Why nuclear can’t compete with renewables

The dream of the first nuclear plants was that mining uranium was a lot cheaper than mining coal. But while nuclear costs continue to rise, wind, solar and battery storage are becoming increasingly cheaper and more reliable every year. And the sun and wind give energy for free. Renewables are now the lowest-cost source of new electricity in most markets. Nuclear, by contrast, has never achieved cost reductions through learning or mass production. Every new design is a new experiment, with new risks and new costs.

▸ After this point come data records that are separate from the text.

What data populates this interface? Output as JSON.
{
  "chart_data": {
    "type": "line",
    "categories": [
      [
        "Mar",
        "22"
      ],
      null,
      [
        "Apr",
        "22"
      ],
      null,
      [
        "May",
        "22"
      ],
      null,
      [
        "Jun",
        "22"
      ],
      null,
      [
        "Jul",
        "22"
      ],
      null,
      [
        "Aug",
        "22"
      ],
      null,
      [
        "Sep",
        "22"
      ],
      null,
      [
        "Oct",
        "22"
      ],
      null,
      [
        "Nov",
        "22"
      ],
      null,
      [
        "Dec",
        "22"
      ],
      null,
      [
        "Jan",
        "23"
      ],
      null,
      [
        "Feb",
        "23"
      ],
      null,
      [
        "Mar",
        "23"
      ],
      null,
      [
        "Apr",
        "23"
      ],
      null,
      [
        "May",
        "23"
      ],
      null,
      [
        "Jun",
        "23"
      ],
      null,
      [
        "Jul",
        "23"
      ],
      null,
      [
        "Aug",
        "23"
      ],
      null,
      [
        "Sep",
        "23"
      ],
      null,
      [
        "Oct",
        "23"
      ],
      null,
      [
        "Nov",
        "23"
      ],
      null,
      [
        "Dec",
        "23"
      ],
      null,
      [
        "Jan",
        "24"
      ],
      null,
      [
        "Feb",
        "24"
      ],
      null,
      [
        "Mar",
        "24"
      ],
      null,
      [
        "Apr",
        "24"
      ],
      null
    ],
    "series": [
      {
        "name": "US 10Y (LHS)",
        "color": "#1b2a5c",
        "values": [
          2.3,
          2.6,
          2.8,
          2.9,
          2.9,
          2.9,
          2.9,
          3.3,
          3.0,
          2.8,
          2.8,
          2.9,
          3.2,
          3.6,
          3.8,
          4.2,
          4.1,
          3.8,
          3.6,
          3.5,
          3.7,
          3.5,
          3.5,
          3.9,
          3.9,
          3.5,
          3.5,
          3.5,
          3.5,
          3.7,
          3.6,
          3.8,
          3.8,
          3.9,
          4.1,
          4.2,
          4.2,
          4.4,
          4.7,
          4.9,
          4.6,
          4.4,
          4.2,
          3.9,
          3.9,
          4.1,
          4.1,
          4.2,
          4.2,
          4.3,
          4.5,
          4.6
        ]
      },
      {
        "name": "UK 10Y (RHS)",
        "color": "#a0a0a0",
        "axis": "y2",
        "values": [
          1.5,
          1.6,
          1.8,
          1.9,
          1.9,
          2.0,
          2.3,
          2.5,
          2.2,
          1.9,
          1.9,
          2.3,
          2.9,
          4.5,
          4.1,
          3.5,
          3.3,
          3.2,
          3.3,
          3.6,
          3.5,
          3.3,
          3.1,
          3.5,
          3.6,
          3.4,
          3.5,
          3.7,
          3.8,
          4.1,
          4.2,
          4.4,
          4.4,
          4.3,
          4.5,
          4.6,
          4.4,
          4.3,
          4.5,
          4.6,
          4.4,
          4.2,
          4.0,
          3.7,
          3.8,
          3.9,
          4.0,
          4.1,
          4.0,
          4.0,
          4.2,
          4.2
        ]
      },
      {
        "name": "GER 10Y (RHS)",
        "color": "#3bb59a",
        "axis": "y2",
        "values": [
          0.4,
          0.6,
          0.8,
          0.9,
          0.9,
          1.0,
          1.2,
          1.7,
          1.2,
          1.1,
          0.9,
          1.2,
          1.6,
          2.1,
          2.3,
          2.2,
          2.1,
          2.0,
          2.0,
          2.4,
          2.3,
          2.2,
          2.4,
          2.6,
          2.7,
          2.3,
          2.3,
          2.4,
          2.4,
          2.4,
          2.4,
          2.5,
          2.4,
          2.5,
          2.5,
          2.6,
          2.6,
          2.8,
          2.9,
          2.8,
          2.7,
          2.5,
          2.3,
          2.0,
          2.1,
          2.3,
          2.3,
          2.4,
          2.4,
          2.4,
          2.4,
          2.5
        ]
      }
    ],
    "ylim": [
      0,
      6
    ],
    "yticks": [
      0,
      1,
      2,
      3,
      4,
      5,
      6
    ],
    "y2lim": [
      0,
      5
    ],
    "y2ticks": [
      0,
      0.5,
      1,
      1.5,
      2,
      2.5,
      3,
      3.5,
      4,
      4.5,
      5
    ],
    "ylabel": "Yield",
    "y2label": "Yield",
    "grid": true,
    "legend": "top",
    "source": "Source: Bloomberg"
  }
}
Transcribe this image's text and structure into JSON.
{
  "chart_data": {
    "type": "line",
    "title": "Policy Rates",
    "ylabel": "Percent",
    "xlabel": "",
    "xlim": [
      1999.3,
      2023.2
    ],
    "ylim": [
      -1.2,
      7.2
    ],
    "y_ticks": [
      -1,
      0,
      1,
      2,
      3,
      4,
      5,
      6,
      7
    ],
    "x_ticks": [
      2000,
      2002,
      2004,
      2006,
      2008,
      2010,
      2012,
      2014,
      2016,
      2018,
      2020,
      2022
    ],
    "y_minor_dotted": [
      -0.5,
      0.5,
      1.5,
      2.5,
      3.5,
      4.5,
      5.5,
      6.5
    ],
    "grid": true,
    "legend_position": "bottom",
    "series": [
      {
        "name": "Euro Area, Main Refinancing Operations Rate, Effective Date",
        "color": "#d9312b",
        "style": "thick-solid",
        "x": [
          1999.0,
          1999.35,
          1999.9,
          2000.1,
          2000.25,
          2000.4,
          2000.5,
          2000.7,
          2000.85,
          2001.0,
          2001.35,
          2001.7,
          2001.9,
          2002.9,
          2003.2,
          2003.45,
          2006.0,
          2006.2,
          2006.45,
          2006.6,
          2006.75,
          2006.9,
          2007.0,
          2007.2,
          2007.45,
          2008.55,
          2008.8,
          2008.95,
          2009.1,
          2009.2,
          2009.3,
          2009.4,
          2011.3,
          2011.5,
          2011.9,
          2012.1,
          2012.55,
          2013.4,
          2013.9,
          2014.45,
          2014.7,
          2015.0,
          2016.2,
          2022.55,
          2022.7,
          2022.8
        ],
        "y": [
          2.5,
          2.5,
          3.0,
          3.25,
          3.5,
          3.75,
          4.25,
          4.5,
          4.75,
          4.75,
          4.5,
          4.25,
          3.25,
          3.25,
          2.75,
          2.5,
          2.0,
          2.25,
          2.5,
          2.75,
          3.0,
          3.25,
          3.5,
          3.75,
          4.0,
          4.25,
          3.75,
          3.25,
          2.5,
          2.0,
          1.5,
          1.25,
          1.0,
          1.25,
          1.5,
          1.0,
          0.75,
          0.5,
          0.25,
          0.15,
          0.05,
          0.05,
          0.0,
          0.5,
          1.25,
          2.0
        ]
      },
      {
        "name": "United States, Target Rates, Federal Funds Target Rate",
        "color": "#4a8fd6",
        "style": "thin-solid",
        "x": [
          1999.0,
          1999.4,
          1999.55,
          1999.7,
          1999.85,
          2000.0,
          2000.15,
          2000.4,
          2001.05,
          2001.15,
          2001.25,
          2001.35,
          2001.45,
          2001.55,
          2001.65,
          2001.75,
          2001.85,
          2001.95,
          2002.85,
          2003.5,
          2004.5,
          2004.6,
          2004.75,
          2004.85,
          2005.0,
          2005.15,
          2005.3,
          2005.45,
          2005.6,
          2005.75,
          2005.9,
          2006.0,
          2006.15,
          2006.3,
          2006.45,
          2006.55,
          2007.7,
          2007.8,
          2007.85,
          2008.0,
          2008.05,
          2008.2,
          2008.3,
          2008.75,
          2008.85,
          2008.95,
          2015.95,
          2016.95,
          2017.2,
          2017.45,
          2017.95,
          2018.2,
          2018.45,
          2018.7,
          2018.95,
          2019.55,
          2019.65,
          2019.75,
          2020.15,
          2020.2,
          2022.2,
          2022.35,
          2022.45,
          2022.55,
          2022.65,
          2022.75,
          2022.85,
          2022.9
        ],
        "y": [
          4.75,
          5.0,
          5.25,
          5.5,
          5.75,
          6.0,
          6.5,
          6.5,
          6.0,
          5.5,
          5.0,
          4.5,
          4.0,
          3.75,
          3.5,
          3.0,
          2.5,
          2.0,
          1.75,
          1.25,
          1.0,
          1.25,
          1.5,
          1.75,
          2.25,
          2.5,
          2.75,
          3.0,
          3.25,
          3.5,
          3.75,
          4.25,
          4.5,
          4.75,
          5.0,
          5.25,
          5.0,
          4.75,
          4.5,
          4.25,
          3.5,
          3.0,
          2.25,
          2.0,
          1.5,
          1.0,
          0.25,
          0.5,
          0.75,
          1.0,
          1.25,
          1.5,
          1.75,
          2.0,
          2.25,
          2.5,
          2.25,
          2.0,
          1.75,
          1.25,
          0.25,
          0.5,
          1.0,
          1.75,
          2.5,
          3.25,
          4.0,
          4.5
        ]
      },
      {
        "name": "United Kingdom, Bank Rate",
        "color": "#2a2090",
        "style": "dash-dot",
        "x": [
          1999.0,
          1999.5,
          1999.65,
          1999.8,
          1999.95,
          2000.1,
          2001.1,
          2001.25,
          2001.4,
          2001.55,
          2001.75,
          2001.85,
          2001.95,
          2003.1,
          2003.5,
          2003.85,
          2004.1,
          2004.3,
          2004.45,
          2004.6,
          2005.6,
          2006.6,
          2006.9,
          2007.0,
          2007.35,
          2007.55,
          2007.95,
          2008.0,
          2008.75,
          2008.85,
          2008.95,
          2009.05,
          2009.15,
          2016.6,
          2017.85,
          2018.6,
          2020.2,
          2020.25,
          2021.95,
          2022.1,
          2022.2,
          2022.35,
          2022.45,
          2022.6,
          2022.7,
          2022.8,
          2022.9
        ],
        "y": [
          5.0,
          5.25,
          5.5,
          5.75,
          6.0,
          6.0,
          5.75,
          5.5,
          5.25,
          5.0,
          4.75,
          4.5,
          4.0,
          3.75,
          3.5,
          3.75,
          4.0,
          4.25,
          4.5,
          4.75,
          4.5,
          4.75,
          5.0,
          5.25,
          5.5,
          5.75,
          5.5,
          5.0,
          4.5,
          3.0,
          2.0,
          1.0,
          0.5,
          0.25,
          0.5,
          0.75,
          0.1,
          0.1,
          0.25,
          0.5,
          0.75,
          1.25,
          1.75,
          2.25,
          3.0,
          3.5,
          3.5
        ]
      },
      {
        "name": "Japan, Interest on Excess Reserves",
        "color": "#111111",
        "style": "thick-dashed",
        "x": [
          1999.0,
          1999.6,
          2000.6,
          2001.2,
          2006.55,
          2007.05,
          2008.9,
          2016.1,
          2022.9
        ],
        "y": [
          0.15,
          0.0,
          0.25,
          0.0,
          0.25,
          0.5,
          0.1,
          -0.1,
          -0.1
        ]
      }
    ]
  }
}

Every dollar spent on SMRs is a dollar not spent on proven, less expensive, rapidly deployable renewable energy sources. Worse still, the delays and overruns that have plagued nuclear projects mean that SMRs cannot be built in time to meet urgent climate goals. Meanwhile, wind, solar and storage are already delivering reliable, affordable and clean power to the grid.

The climate crisis demands solutions that are proven, scalable and affordable — qualities that nuclear power, in any form, has never delivered.

After half a century in the nuclear trenches, I can say this with certainty: the latest SMR campaign is not a revolution but a rerun (relapse?). It’s an expensive distraction from the real work of decarbonizing our energy system. The climate crisis demands solutions that are proven, scalable, and affordable — qualities that nuclear power, in any form, has never delivered.